Founded in 1987 as a Catholic agency providing pastoral care, meals and massages to HIV/AIDS patients, it's now a nondenominational organization providing a wide range of services — from food to counseling to acupuncture — to those living with HIV/AIDS and other maladies.
After Thursday's hearing, Zimmerman said he and the other NCK partners are longtime supporters of the agency; he became involved soon after one of his employees died of AIDS many years ago.
He estimated NCK will spend another
$600,000 to $1 million beyond the sale price to gut and renovate the bakery building to better suit Vital Life Services' needs, installing a commercial kitchen; handicapped accessible bathrooms and showers; a laundry where homeless clients can clean their clothes; and so on.
R.N. Field Construction Co. of San Francisco, of which Zimmerman is a general partner, has agreed to do the renovation at cost, and the agency hopes to open its new doors April 30.
Vital Life Services Executive Director Mary Margaret Bush was at Thursday's hearing as well.
"This is just like heaven, it doesn't get any better than this," she said of Zimmerman and NCK's altruism.
"We love the neighborhood and we're going to make it work," she said, adding the bakery "did some really good things in its time before it fell on hard times," and her agency will strive to continue that theme of community service. "We've already gotten some e-mails of welcome from the neighborhood."
Zimmerman — who owns and is in the process of selling the Shattuck Avenue building that Vital Life Services now occupies — has declined to name NCK's partners or even to say how many there are, saying the turmoil surrounding the bakery has fed their desire for anonymity.
As for concern bakery loyalists may resent new owners in the building, Zimmerman said he hopes "most people who have those feelings would sincerely recognize what we're trying to do here."
The property — an L-shaped lot of about 14,000 square feet, on which the bakery building stands at 5832-5838 San Pablo Ave. and a residential duplex stands at 1083 59th St. — was placed in trustee Thompson's hands in August after Jellen moved Your Black Muslim Bakery from voluntary Chapter 11 reorganization into Chapter 7 liquidation.

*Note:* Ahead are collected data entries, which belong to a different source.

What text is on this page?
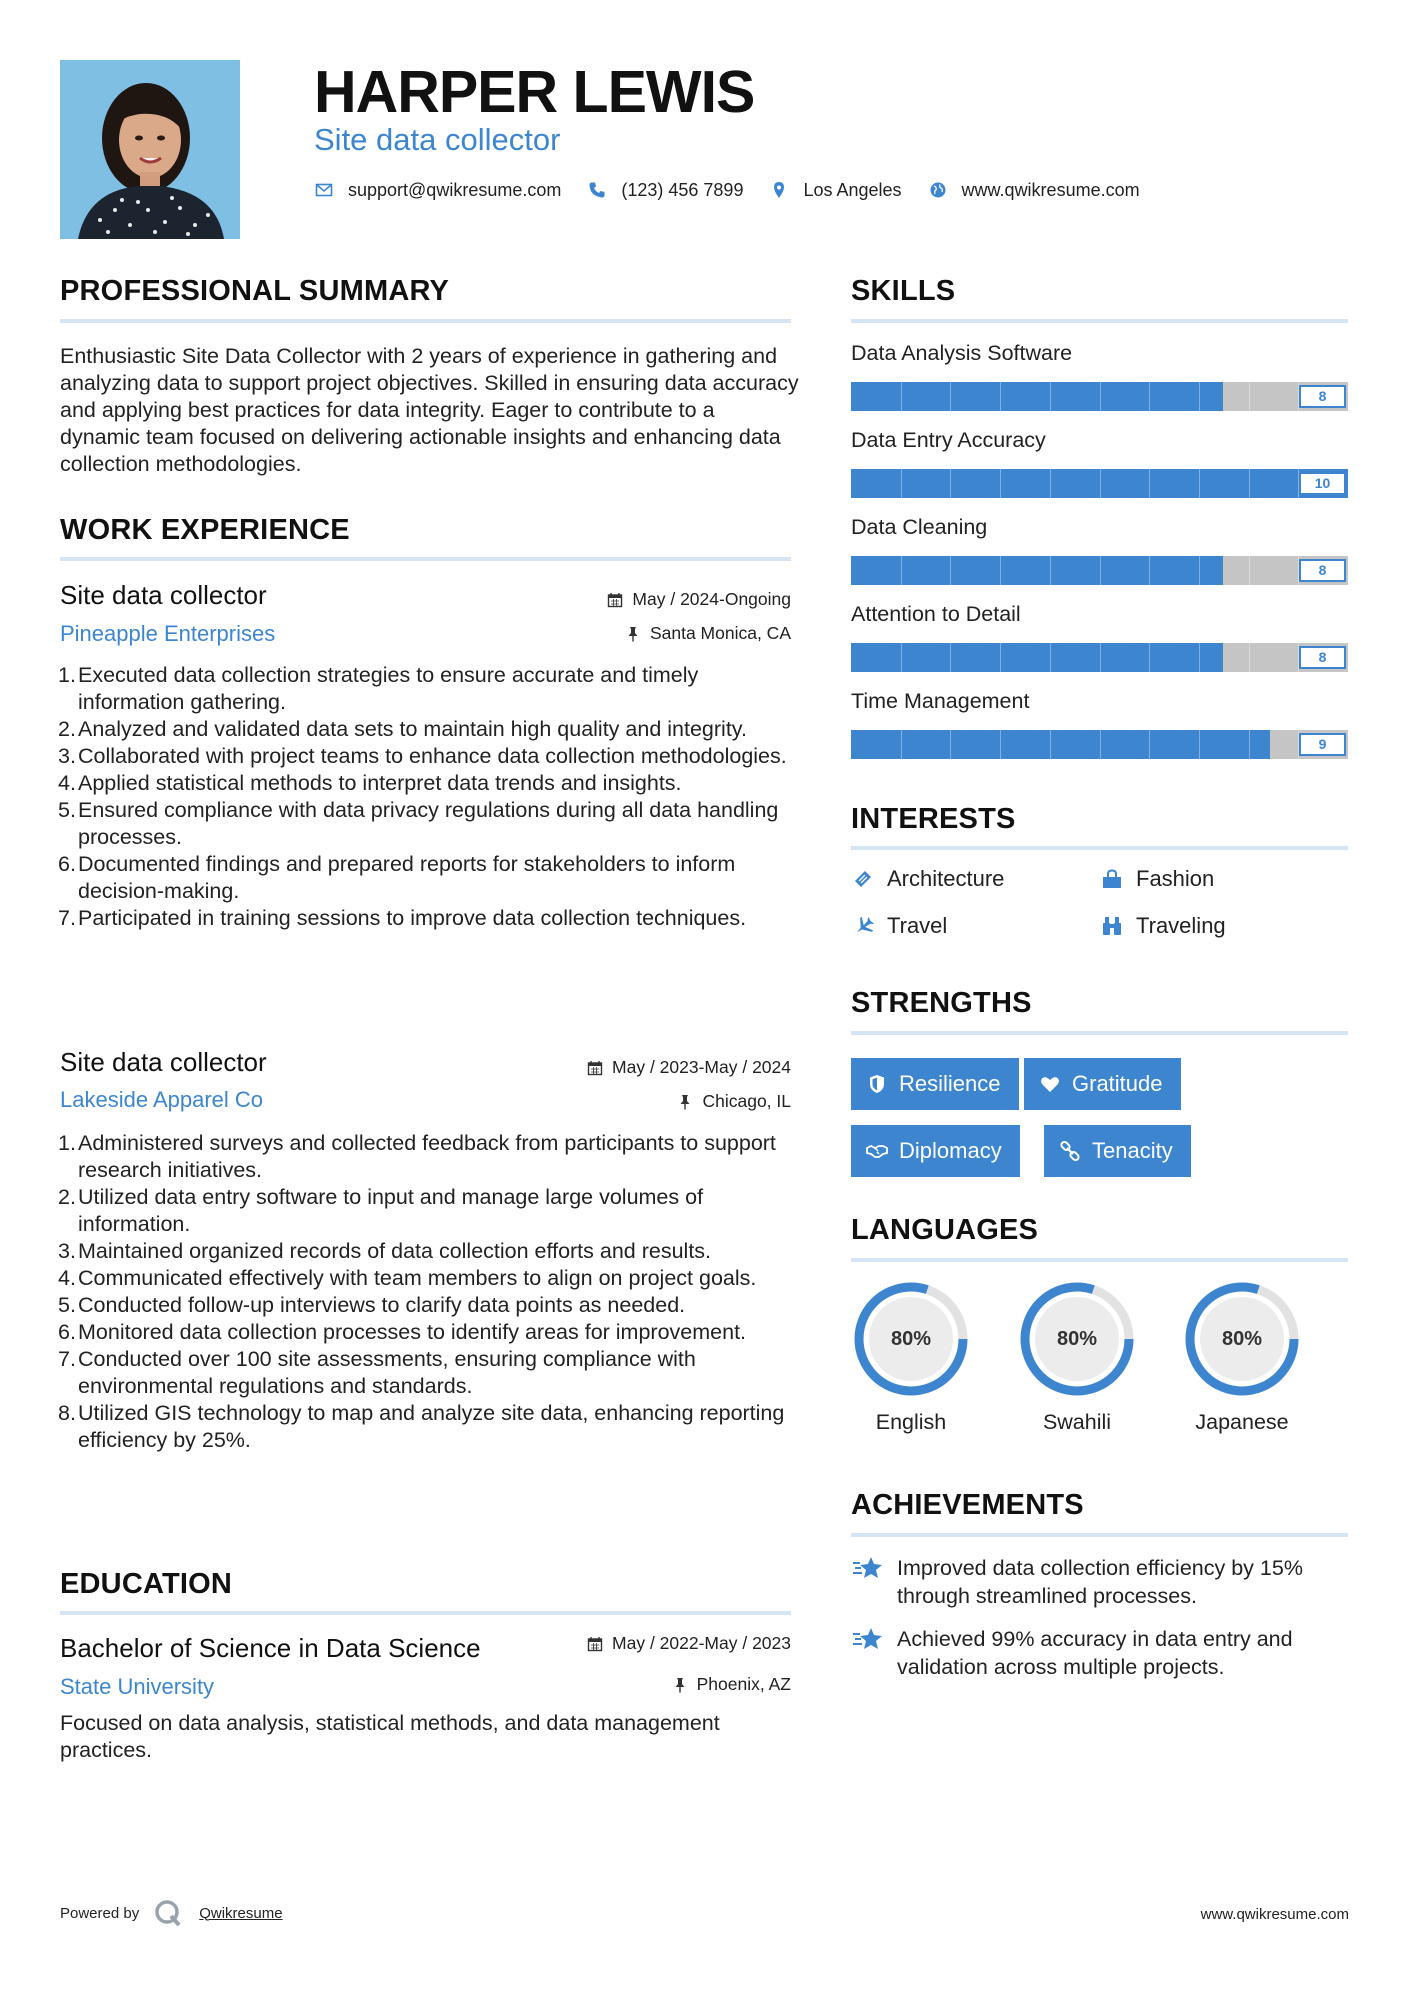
HARPER LEWIS
Site data collector
support@qwikresume.com	(123) 456 7899	Los Angeles	www.qwikresume.com
PROFESSIONAL SUMMARY
Enthusiastic Site Data Collector with 2 years of experience in gathering and analyzing data to support project objectives. Skilled in ensuring data accuracy and applying best practices for data integrity. Eager to contribute to a dynamic team focused on delivering actionable insights and enhancing data collection methodologies.
WORK EXPERIENCE
Site data collector
Pineapple Enterprises
May / 2024-Ongoing
Santa Monica, CA
Executed data collection strategies to ensure accurate and timely information gathering.
Analyzed and validated data sets to maintain high quality and integrity.
Collaborated with project teams to enhance data collection methodologies.
Applied statistical methods to interpret data trends and insights.
Ensured compliance with data privacy regulations during all data handling processes.
Documented findings and prepared reports for stakeholders to inform decision-making.
Participated in training sessions to improve data collection techniques.
Site data collector
Lakeside Apparel Co
May / 2023-May / 2024
Chicago, IL
Administered surveys and collected feedback from participants to support research initiatives.
Utilized data entry software to input and manage large volumes of information.
Maintained organized records of data collection efforts and results.
Communicated effectively with team members to align on project goals.
Conducted follow-up interviews to clarify data points as needed.
Monitored data collection processes to identify areas for improvement.
Conducted over 100 site assessments, ensuring compliance with environmental regulations and standards.
Utilized GIS technology to map and analyze site data, enhancing reporting efficiency by 25%.
EDUCATION
Bachelor of Science in Data Science
State University
May / 2022-May / 2023
Phoenix, AZ
Focused on data analysis, statistical methods, and data management practices.
SKILLS
Data Analysis Software
8
Data Entry Accuracy
10
Data Cleaning
8
Attention to Detail
8
Time Management
9
INTERESTS
Architecture	Fashion
Travel	Traveling
STRENGTHS
Resilience	Gratitude
Diplomacy	Tenacity
LANGUAGES
80%
English
80%
Swahili
80%
Japanese
ACHIEVEMENTS
Improved data collection efficiency by 15% through streamlined processes.
Achieved 99% accuracy in data entry and validation across multiple projects.
Powered by	Qwikresume	www.qwikresume.com
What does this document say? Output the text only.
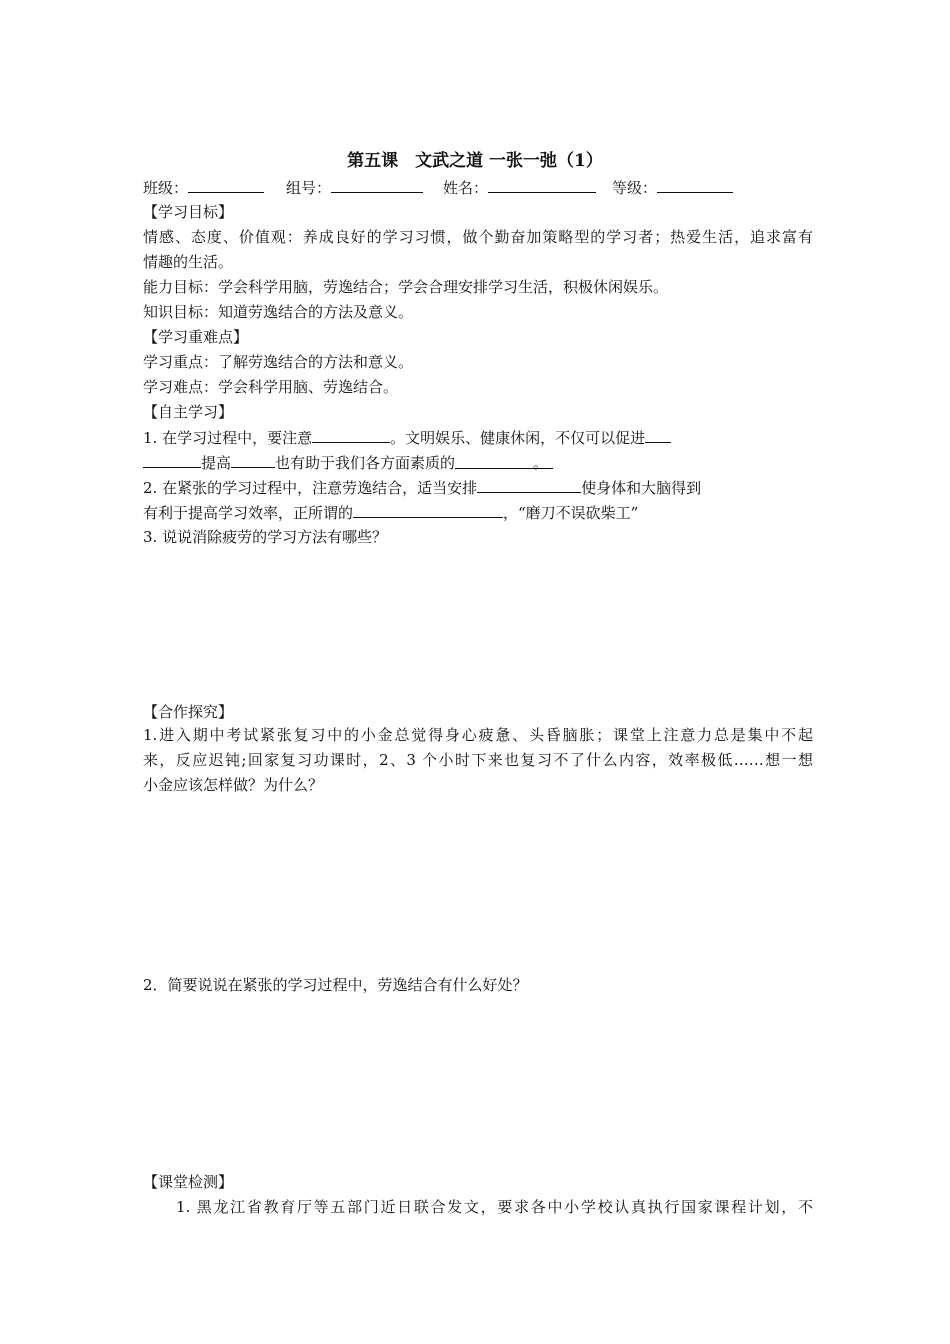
第五课　文武之道 一张一弛（1）
班级：	组号：	姓名：	等级：
【学习目标】
情感、态度、价值观：养成良好的学习习惯，做个勤奋加策略型的学习者；热爱生活，追求富有
情趣的生活。
能力目标：学会科学用脑，劳逸结合；学会合理安排学习生活，积极休闲娱乐。
知识目标：知道劳逸结合的方法及意义。
【学习重难点】
学习重点：了解劳逸结合的方法和意义。
学习难点：学会科学用脑、劳逸结合。
【自主学习】
1. 在学习过程中，要注意	。文明娱乐、健康休闲，不仅可以促进
提高	也有助于我们各方面素质的	。
2. 在紧张的学习过程中，注意劳逸结合，适当安排	使身体和大脑得到
有利于提高学习效率，正所谓的	，“磨刀不误砍柴工”
3. 说说消除疲劳的学习方法有哪些？
【合作探究】
1.进入期中考试紧张复习中的小金总觉得身心疲惫、头昏脑胀；课堂上注意力总是集中不起
来，反应迟钝;回家复习功课时，2、3 个小时下来也复习不了什么内容，效率极低……想一想
小金应该怎样做？为什么？
2．简要说说在紧张的学习过程中，劳逸结合有什么好处？
【课堂检测】
1. 黑龙江省教育厅等五部门近日联合发文，要求各中小学校认真执行国家课程计划，不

Zimmerman said no decision has been made on what to do with the duplex.
More than 200 police officers swarmed those and other properties Aug. 3. Four people were arrested including Devaughndre Broussard, a bakery handyman who has been charged with the Aug. 2 homicide of Oakland Post editor Chauncey Bailey. Police said Broussard confessed to the crime after the murder weapon was found in his closet; he and his lawyer since have said the confession was coerced and bogus.
Also arrested was current Your Black Muslim Bakery CEO Yusuf Bey IV, first on a warrant connected to an assault case in San Francisco and later on charges in a May kidnapping/assault incident in Oakland.

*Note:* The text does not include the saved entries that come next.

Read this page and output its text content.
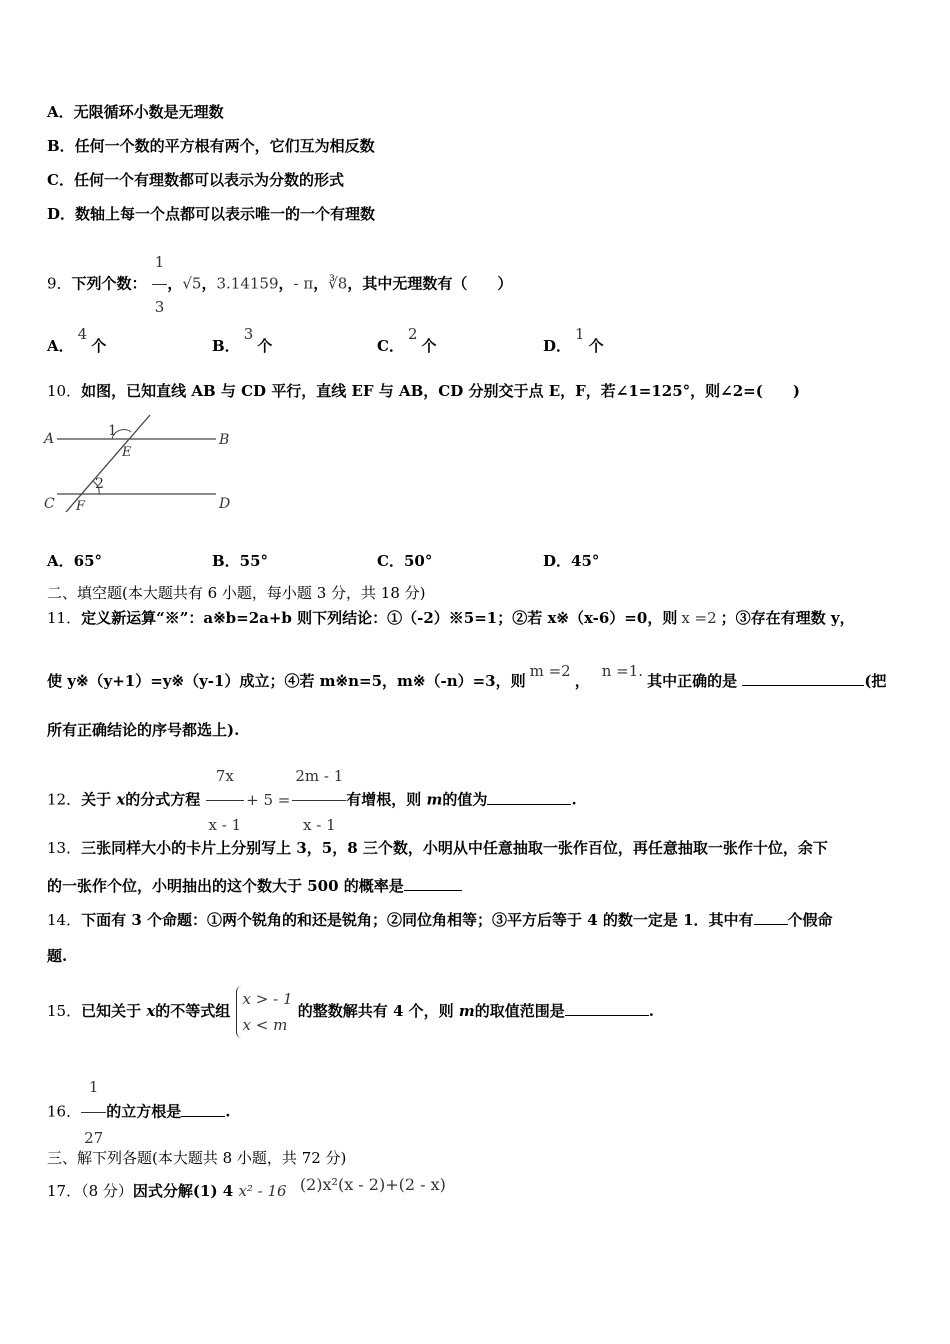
A．无限循环小数是无理数
B．任何一个数的平方根有两个，它们互为相反数
C．任何一个有理数都可以表示为分数的形式
D．数轴上每一个点都可以表示唯一的一个有理数
9．下列个数： $\frac{1}{3}$ ，√5，3.14159，- π，∛8，其中无理数有（　　）
A．4个	B．3个	C．2个	D．1个
10．如图，已知直线 AB 与 CD 平行，直线 EF 与 AB，CD 分别交于点 E，F，若∠1=125°，则∠2=(　　)
A	B
C	D
E
F
1
2
A．65°	B．55°	C．50°	D．45°
二、填空题(本大题共有 6 小题，每小题 3 分，共 18 分)
11．定义新运算“※”：a※b=2a+b 则下列结论：①（-2）※5=1；②若 x※（x-6）=0，则 x =2 ；③存在有理数 y，
使 y※（y+1）=y※（y-1）成立；④若 m※n=5，m※（-n）=3，则m =2，n =1.其中正确的是	(把
所有正确结论的序号都选上).
12．关于 x的分式方程 $\frac{7x}{x - 1} + 5 = \frac{2m - 1}{x - 1}$ 有增根，则 m的值为	.
13．三张同样大小的卡片上分别写上 3，5，8 三个数，小明从中任意抽取一张作百位，再任意抽取一张作十位，余下
的一张作个位，小明抽出的这个数大于 500 的概率是
14．下面有 3 个命题：①两个锐角的和还是锐角；②同位角相等；③平方后等于 4 的数一定是 1．其中有 个假命
题.
15．已知关于 x的不等式组
x > - 1
x < m
的整数解共有 4 个，则 m的取值范围是	.
16． $\frac{1}{27}$ 的立方根是	.
三、解下列各题(本大题共 8 小题，共 72 分)
17．（8 分）因式分解(1) 4 x² - 16 (2)x²(x - 2)+(2 - x)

Your Black Muslim Bakery was founded by Yusuf Bey, who for many years was highly regarded in Oakland as a formidable businessman trying to better the lives of young African-American men. His business ventures over time also included a security company, dry-cleaning stores and other entities.

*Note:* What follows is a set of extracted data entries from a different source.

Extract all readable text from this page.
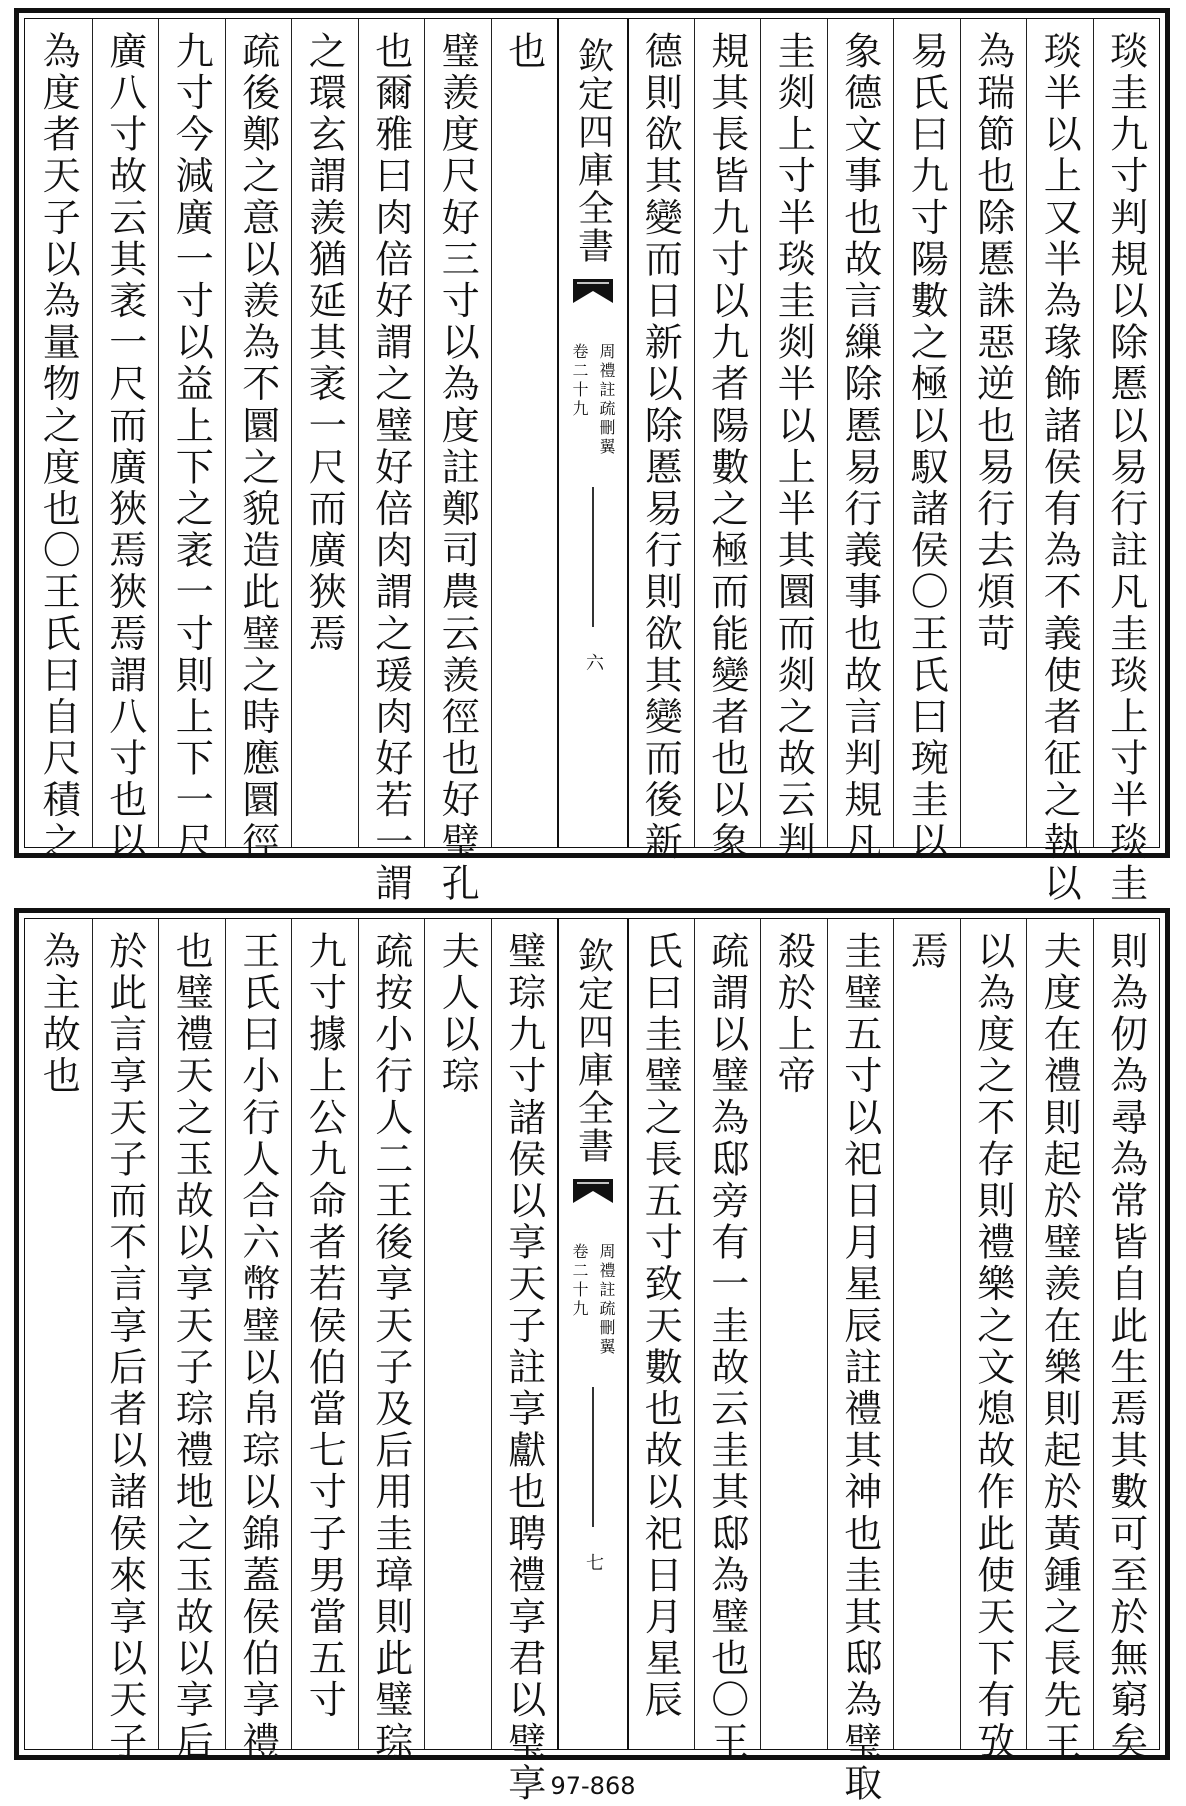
也
璧羨度尺好三寸以為度註鄭司農云羨徑也好璧孔
也爾雅曰肉倍好謂之璧好倍肉謂之瑗肉好若一謂
之環玄謂羨猶延其袤一尺而廣狹焉
疏後鄭之意以羨為不圜之貌造此璧之時應圜徑
九寸今減廣一寸以益上下之袤一寸則上下一尺
廣八寸故云其袤一尺而廣狹焉狹焉謂八寸也以
為度者天子以為量物之度也〇王氏曰自尺積之	欽定四庫全書
周禮註疏刪翼
卷二十九
六	琰圭九寸判規以除慝以易行註凡圭琰上寸半琰圭
琰半以上又半為瑑飾諸侯有為不義使者征之執以
為瑞節也除慝誅惡逆也易行去煩苛
易氏曰九寸陽數之極以馭諸侯〇王氏曰琬圭以
象德文事也故言繅除慝易行義事也故言判規凡
圭剡上寸半琰圭剡半以上半其圜而剡之故云判
規其長皆九寸以九者陽數之極而能變者也以象
德則欲其變而日新以除慝易行則欲其變而後新
璧琮九寸諸侯以享天子註享獻也聘禮享君以璧享
夫人以琮
疏按小行人二王後享天子及后用圭璋則此璧琮
九寸據上公九命者若侯伯當七寸子男當五寸
王氏曰小行人合六幣璧以帛琮以錦蓋侯伯享禮
也璧禮天之玉故以享天子琮禮地之玉故以享后
於此言享天子而不言享后者以諸侯來享以天子
為主故也	欽定四庫全書
周禮註疏刪翼
卷二十九
七	則為仞為尋為常皆自此生焉其數可至於無窮矣
夫度在禮則起於璧羨在樂則起於黃鍾之長先王
以為度之不存則禮樂之文熄故作此使天下有攷
焉
圭璧五寸以祀日月星辰註禮其神也圭其邸為璧取
殺於上帝
疏謂以璧為邸旁有一圭故云圭其邸為璧也〇王
氏曰圭璧之長五寸致天數也故以祀日月星辰
97-868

But stories of violence have dogged his family for years — a 21-year-old son gunned down in 1994, the same year that two relatives were charged with torturing a man. Bey died in 2003 while charged with 27 counts in the alleged rapes of four girls under age 14; his successor, Waajid Aljawaad Bey, was found in a shallow grave in the Oakland Hills in 2004. Then the next CEO, Antar Bey, was gunned down in a 2005 carjacking attempt, and Yusuf Bey IV assumed the business' helm just before being arrested for vandalizing two West Oakland liquor stores — part of a two-year string of arrests.
Bankruptcy court documents say the business spun out of control during this family turmoil, leading Yusuf Bey IV to file for Chapter 11 protection late last year. But he failed to file reports and pay fees, and Jellen in August ordered the business liquidated to satisfy its creditors.